Some songs, like Little Nightmares, do this better than others. Another ode to love, it’s a monologue about Fallon feeling lonely without an unnamed woman, and how he never realised he could love until she came along and softened his rough exterior. Once again, the words rarely have any proper meaning behind them, but altogether they create a strong enough image that the listener leaves feeling as though they’ve been told a meaningful story. As such, I suppose its greatest strength is that the listener can apply their own meaning to the lyrics, but in the same vein, one can just as easily criticise how blatantly void the lyrics are of anything comprehensible enough to build a narrative from.

Another great song in the album is Watson. Once again, as a typical rock ballad, it’s a song to a lost love, and a woman he once loved. Invoking the metaphor of Sherlock Holmes, it explores the theme of trying to uncover himself again and rediscover the happiness he had with her. It’s a perfectly simple song, but in the best kind of way. Anthemic, moving, and indisputably well-written, it wouldn’t be out of place on a Springsteen album. The last track I want to highlight is Forget Me Not. The first single released from Sleepwalkers, it has a slightly different feel to the rest of the album, but it would take a better musician than me to spot why that is. It could just be that it’s the one I’ve listened to on repeat so much I’ve stopped associating it with the rest. The themes are identical to Watson, and Fallon once again utilises his great skill at writing ‘lost love songs’ to create another fairly simplistic song, but one that nonetheless succeeds in enthusing the listener, with poetic (and, for once, fairly narrative-focused) lyricism. Fast paced and optimistic, it’s a different take on the typical morose, soulful ballad.

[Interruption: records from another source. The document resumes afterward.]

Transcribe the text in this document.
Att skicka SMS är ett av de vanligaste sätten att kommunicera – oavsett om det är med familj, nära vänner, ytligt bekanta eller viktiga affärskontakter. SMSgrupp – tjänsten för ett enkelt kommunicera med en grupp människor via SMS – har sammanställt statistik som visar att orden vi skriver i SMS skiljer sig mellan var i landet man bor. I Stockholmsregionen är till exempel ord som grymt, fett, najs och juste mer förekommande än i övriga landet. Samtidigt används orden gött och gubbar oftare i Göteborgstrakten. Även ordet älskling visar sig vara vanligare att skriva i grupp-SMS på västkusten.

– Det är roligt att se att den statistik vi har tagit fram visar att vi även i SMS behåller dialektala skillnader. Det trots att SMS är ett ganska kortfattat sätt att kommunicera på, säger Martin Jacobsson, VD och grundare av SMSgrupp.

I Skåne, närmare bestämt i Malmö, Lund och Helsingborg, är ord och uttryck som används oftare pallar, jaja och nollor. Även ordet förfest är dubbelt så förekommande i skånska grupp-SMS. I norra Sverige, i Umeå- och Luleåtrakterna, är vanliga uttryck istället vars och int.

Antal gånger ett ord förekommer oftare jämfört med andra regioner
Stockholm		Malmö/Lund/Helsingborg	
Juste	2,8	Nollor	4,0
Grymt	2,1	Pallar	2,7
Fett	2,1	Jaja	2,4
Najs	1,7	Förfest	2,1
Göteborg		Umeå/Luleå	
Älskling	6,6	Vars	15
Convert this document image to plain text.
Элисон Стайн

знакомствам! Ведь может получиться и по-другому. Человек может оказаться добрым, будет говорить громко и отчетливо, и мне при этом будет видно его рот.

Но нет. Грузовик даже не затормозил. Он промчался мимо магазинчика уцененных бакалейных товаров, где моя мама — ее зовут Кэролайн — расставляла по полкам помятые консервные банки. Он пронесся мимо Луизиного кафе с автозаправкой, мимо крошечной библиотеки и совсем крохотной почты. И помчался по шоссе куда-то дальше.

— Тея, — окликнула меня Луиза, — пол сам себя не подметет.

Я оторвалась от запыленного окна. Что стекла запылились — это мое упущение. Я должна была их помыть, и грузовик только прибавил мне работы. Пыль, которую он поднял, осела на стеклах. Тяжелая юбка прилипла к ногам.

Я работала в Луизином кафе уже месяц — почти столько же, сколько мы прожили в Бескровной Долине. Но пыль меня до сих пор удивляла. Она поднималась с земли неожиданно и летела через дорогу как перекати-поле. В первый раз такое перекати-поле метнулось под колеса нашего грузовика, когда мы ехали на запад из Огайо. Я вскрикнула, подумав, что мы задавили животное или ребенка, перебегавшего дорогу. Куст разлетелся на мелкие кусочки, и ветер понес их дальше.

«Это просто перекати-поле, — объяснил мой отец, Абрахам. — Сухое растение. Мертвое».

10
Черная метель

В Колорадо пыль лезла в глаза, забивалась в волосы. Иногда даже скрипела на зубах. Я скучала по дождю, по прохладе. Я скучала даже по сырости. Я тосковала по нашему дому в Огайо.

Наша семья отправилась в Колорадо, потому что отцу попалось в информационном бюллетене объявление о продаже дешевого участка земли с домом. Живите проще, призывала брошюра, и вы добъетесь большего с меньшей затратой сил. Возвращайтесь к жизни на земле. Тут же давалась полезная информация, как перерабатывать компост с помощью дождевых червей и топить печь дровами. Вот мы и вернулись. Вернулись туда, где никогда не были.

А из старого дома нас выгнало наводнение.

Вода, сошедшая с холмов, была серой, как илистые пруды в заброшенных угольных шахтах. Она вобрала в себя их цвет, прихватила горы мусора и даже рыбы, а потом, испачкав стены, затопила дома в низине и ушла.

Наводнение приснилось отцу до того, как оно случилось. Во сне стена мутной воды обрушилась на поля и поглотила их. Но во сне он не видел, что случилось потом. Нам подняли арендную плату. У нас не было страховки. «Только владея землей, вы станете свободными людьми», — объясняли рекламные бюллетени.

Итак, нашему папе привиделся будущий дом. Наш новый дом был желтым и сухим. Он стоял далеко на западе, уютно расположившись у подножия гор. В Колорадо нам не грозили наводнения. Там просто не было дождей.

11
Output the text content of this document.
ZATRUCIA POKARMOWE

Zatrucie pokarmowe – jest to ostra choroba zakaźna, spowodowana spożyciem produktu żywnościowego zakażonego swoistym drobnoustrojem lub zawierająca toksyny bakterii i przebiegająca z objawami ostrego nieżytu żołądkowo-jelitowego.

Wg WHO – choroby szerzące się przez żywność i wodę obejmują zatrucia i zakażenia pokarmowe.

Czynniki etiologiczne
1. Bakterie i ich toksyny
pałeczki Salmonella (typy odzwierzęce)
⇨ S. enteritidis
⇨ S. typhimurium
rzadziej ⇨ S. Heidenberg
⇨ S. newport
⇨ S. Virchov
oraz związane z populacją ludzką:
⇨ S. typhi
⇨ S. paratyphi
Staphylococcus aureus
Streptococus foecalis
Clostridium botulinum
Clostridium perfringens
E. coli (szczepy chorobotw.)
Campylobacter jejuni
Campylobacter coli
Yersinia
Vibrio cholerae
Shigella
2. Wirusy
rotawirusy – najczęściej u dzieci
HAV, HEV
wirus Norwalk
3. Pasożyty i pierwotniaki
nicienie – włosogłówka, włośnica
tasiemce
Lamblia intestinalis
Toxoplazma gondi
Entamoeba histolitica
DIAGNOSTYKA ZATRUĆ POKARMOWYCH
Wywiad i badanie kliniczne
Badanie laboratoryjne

Overall, Fallon’s Sleepwalkers is without a doubt a great album. NME only rated it three stars, and I can see why a rigorous critic might find fault. The songs aren’t particularly exploratory: they’re using the same formulas as every other heartland rock song, just put through the agent of Fallon’s iconic poeticism and raspy voice, put to a crossover of clean and gained-up guitars. However, as a listener, it’s difficult to complain. Not a single song is bad by any means, even if some are less exciting and well-executed than others. All make great listening; reconcile everyone’s love for classic rock with some contemporary, modern flair; and adds a bit of cathartic excitement to any playlist.